Even with the allowance of the dependency exemptions, it appears that petitioner will not be entitled to any refund. In any event, any refund would be barred by the statute of limitations. The deficiencies determined by respondent exceeded the withheld amounts for each of the years in issue. With respect to computation of the tax, petitioner argues that joint return rates should have been used. In Sloan v. Commissioner, supra, we held that petitioner was not entitled to joint return rates because a timely election had not been made, in that the Forms 1040 that were submitted to the IRS on October 14, 1993, containing the "Denial and Disclaimer" were not valid returns. Id. at 141-147. For the same reason, those returns cannot be regarded as timely claims for refund.

The taxes that were withheld from petitioner's wages for each year were deemed paid on April 15 of the succeeding year. Sec. 6513(b)(1). Section 6511 provides the general statute of limitations for credits or refunds. That section provides in pertinent part:

(a) Period of Limitations on Filing Claim. ≈ Claim for credit or refund of an overpayment of any tax imposed by this title in respect of which tax the taxpayer is required to file a return shall be filed by the taxpayer within 3 years from the time the return was filed or 2 years from the time the tax was paid, whichever of such periods expires the later, or if no return was filed by the taxpayer, within 2 years from the time the tax was paid. * * *

(b) Limitation on Allowance of Credits and Refunds. ≈

(1) Filing of claim within prescribed period. ≈ No credit or refund shall be allowed or made after the expiration of the period of limitation prescribed in subsection (a) for the filing of a claim for credit or refund, unless a claim for credit or refund is filed by the taxpayer within such period.

Because no returns were filed by petitioner, he is entitled to a refund or credit only of amounts paid within 2 years prior to the date of the statutory notice, which is deemed to be the date of a claim. Sec. 6512(b)(3)(B); Allen v. Commissioner [Dec. 48,566], 99 T.C. 475, 478-480 (1992), affd. without published opinion 23 F.3d 406 (6th Cir. 1994). Only the taxes withheld during 1991 fall within that 2-year period. There is no reason to believe that there was any overpayment by withholding for 1991.

Petitioner's failure to file timely returns, based on his previously rejected views, is clearly without reasonable cause.
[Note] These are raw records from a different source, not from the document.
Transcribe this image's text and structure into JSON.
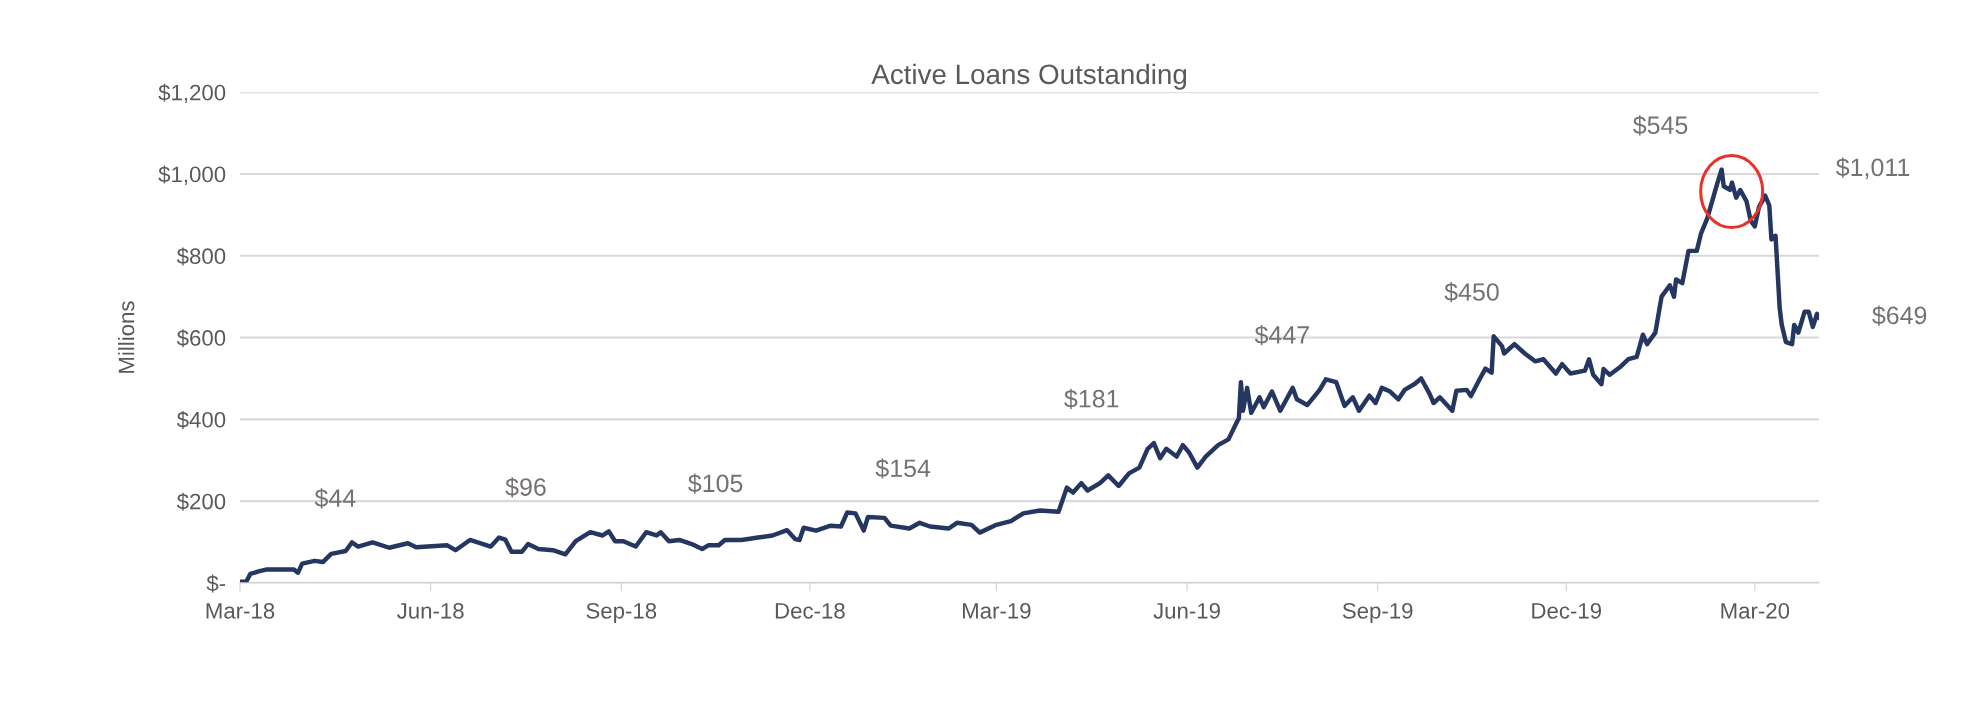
{
  "chart_data": {
    "type": "line",
    "title": "Active Loans Outstanding",
    "ylabel": "Millions",
    "x": [
      "2018-03-01",
      "2018-03-04",
      "2018-03-06",
      "2018-03-10",
      "2018-03-14",
      "2018-03-27",
      "2018-03-29",
      "2018-03-31",
      "2018-04-06",
      "2018-04-10",
      "2018-04-14",
      "2018-04-21",
      "2018-04-24",
      "2018-04-27",
      "2018-05-04",
      "2018-05-12",
      "2018-05-21",
      "2018-05-25",
      "2018-06-09",
      "2018-06-13",
      "2018-06-20",
      "2018-06-30",
      "2018-07-04",
      "2018-07-07",
      "2018-07-10",
      "2018-07-15",
      "2018-07-18",
      "2018-07-23",
      "2018-07-30",
      "2018-08-05",
      "2018-08-10",
      "2018-08-17",
      "2018-08-23",
      "2018-08-26",
      "2018-08-29",
      "2018-09-02",
      "2018-09-08",
      "2018-09-13",
      "2018-09-18",
      "2018-09-20",
      "2018-09-24",
      "2018-09-29",
      "2018-10-05",
      "2018-10-10",
      "2018-10-13",
      "2018-10-18",
      "2018-10-21",
      "2018-10-29",
      "2018-11-06",
      "2018-11-13",
      "2018-11-20",
      "2018-11-24",
      "2018-11-26",
      "2018-11-28",
      "2018-12-04",
      "2018-12-11",
      "2018-12-16",
      "2018-12-19",
      "2018-12-23",
      "2018-12-27",
      "2018-12-29",
      "2019-01-06",
      "2019-01-09",
      "2019-01-18",
      "2019-01-23",
      "2019-01-28",
      "2019-02-06",
      "2019-02-10",
      "2019-02-17",
      "2019-02-21",
      "2019-03-01",
      "2019-03-08",
      "2019-03-14",
      "2019-03-22",
      "2019-03-31",
      "2019-04-04",
      "2019-04-07",
      "2019-04-11",
      "2019-04-14",
      "2019-04-20",
      "2019-04-24",
      "2019-04-29",
      "2019-05-04",
      "2019-05-09",
      "2019-05-13",
      "2019-05-16",
      "2019-05-19",
      "2019-05-22",
      "2019-05-27",
      "2019-05-30",
      "2019-06-02",
      "2019-06-06",
      "2019-06-10",
      "2019-06-16",
      "2019-06-21",
      "2019-06-25",
      "2019-06-26",
      "2019-06-27",
      "2019-06-28",
      "2019-06-30",
      "2019-07-02",
      "2019-07-06",
      "2019-07-08",
      "2019-07-12",
      "2019-07-16",
      "2019-07-22",
      "2019-07-24",
      "2019-07-29",
      "2019-08-04",
      "2019-08-07",
      "2019-08-12",
      "2019-08-16",
      "2019-08-20",
      "2019-08-23",
      "2019-08-28",
      "2019-08-31",
      "2019-09-03",
      "2019-09-07",
      "2019-09-11",
      "2019-09-14",
      "2019-09-19",
      "2019-09-22",
      "2019-09-26",
      "2019-09-28",
      "2019-10-01",
      "2019-10-07",
      "2019-10-09",
      "2019-10-14",
      "2019-10-16",
      "2019-10-20",
      "2019-10-23",
      "2019-10-26",
      "2019-10-27",
      "2019-10-31",
      "2019-11-01",
      "2019-11-06",
      "2019-11-11",
      "2019-11-16",
      "2019-11-20",
      "2019-11-26",
      "2019-11-29",
      "2019-12-03",
      "2019-12-10",
      "2019-12-12",
      "2019-12-14",
      "2019-12-18",
      "2019-12-19",
      "2019-12-22",
      "2019-12-27",
      "2019-12-31",
      "2020-01-04",
      "2020-01-07",
      "2020-01-09",
      "2020-01-13",
      "2020-01-16",
      "2020-01-20",
      "2020-01-22",
      "2020-01-23",
      "2020-01-26",
      "2020-01-29",
      "2020-02-02",
      "2020-02-04",
      "2020-02-07",
      "2020-02-12",
      "2020-02-14",
      "2020-02-15",
      "2020-02-18",
      "2020-02-19",
      "2020-02-21",
      "2020-02-23",
      "2020-02-26",
      "2020-02-28",
      "2020-03-01",
      "2020-03-03",
      "2020-03-06",
      "2020-03-08",
      "2020-03-09",
      "2020-03-11",
      "2020-03-13",
      "2020-03-14",
      "2020-03-16",
      "2020-03-19",
      "2020-03-20",
      "2020-03-22",
      "2020-03-25",
      "2020-03-27",
      "2020-03-29",
      "2020-03-31",
      "2020-04-01"
    ],
    "series": [
      {
        "color": "#253761",
        "values": [
          3,
          3,
          22,
          28,
          33,
          33,
          25,
          47,
          54,
          51,
          71,
          78,
          99,
          89,
          99,
          86,
          97,
          87,
          92,
          80,
          105,
          89,
          111,
          106,
          76,
          76,
          95,
          83,
          80,
          70,
          102,
          124,
          116,
          126,
          102,
          102,
          89,
          124,
          116,
          124,
          102,
          105,
          95,
          83,
          92,
          92,
          105,
          105,
          111,
          116,
          129,
          107,
          105,
          135,
          128,
          140,
          138,
          172,
          170,
          128,
          161,
          159,
          140,
          133,
          147,
          138,
          133,
          147,
          142,
          123,
          142,
          151,
          170,
          177,
          174,
          233,
          221,
          244,
          226,
          244,
          263,
          237,
          268,
          282,
          328,
          342,
          305,
          328,
          309,
          337,
          319,
          282,
          309,
          337,
          351,
          393,
          402,
          491,
          421,
          477,
          416,
          454,
          430,
          468,
          421,
          477,
          449,
          435,
          472,
          498,
          491,
          433,
          454,
          421,
          458,
          440,
          477,
          468,
          449,
          472,
          487,
          500,
          463,
          440,
          454,
          421,
          470,
          472,
          457,
          496,
          524,
          514,
          603,
          579,
          561,
          584,
          561,
          542,
          547,
          512,
          535,
          512,
          519,
          547,
          509,
          486,
          523,
          509,
          528,
          547,
          553,
          607,
          584,
          612,
          700,
          728,
          700,
          742,
          733,
          812,
          812,
          854,
          891,
          979,
          1011,
          970,
          961,
          979,
          942,
          961,
          933,
          886,
          872,
          919,
          947,
          923,
          840,
          849,
          672,
          631,
          589,
          584,
          631,
          612,
          663,
          663,
          626,
          658,
          649
        ]
      }
    ],
    "xlim": [
      "2018-03-01",
      "2020-04-01"
    ],
    "xticks": [
      {
        "value": "2018-03-01",
        "label": "Mar-18"
      },
      {
        "value": "2018-06-01",
        "label": "Jun-18"
      },
      {
        "value": "2018-09-01",
        "label": "Sep-18"
      },
      {
        "value": "2018-12-01",
        "label": "Dec-18"
      },
      {
        "value": "2019-03-01",
        "label": "Mar-19"
      },
      {
        "value": "2019-06-01",
        "label": "Jun-19"
      },
      {
        "value": "2019-09-01",
        "label": "Sep-19"
      },
      {
        "value": "2019-12-01",
        "label": "Dec-19"
      },
      {
        "value": "2020-03-01",
        "label": "Mar-20"
      }
    ],
    "ylim": [
      0,
      1200
    ],
    "yticks": [
      {
        "value": 0,
        "label": "$-"
      },
      {
        "value": 200,
        "label": "$200"
      },
      {
        "value": 400,
        "label": "$400"
      },
      {
        "value": 600,
        "label": "$600"
      },
      {
        "value": 800,
        "label": "$800"
      },
      {
        "value": 1000,
        "label": "$1,000"
      },
      {
        "value": 1200,
        "label": "$1,200"
      }
    ],
    "grid": "y",
    "legend": false,
    "annotations": [
      "$44",
      "$96",
      "$105",
      "$154",
      "$181",
      "$447",
      "$450",
      "$545",
      "$1,011",
      "$649"
    ]
  }
}
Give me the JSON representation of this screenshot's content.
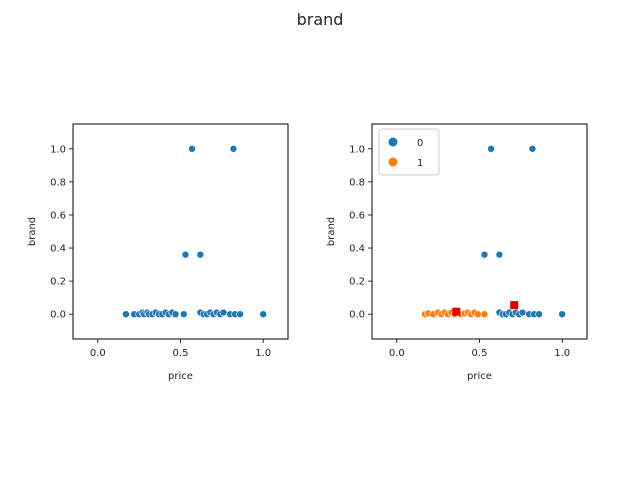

The additions to tax under sections 6651(a) and 6653(a) are fully justified and will be sustained. See Beard v. Commissioner [Dec. 41,237], 82 T.C. 766, 774-780 (1984), affd. [86-2 USTC ╤ 9496] 793 F.2d 139 (6th Cir. 1986).

We acknowledge that petitioner entered into stipulations and presented his case expeditiously at trial. Nonetheless, section 6673(a)(1) provides for a penalty not in excess of $25,000 "Whenever it appears to the Tax Court that * * * the taxpayer's position in such proceeding is frivolous or groundless". In our prior Opinion, we imposed a penalty in the amount of $2,500, noting that, "after petitioner retained counsel, he refrained from making any further tax protester arguments." Sloan v. Commissioner, supra at 149. Further, we stated: "Should our hope for petitioner's future conformity with the law prove unfounded, there will be another occasion to consider imposition of the section 6673 penalty." Id. Petitioner, here, has continued to contest his liability for Federal income taxes; he maintained that position in his pleadings and during his testimony at trial. Obviously, a greater deterrent is required. Our decision will award to the United States a penalty in the amount of $20,000.

To reflect our allowance of dependency exemptions,

Decision will be entered under Rule 155.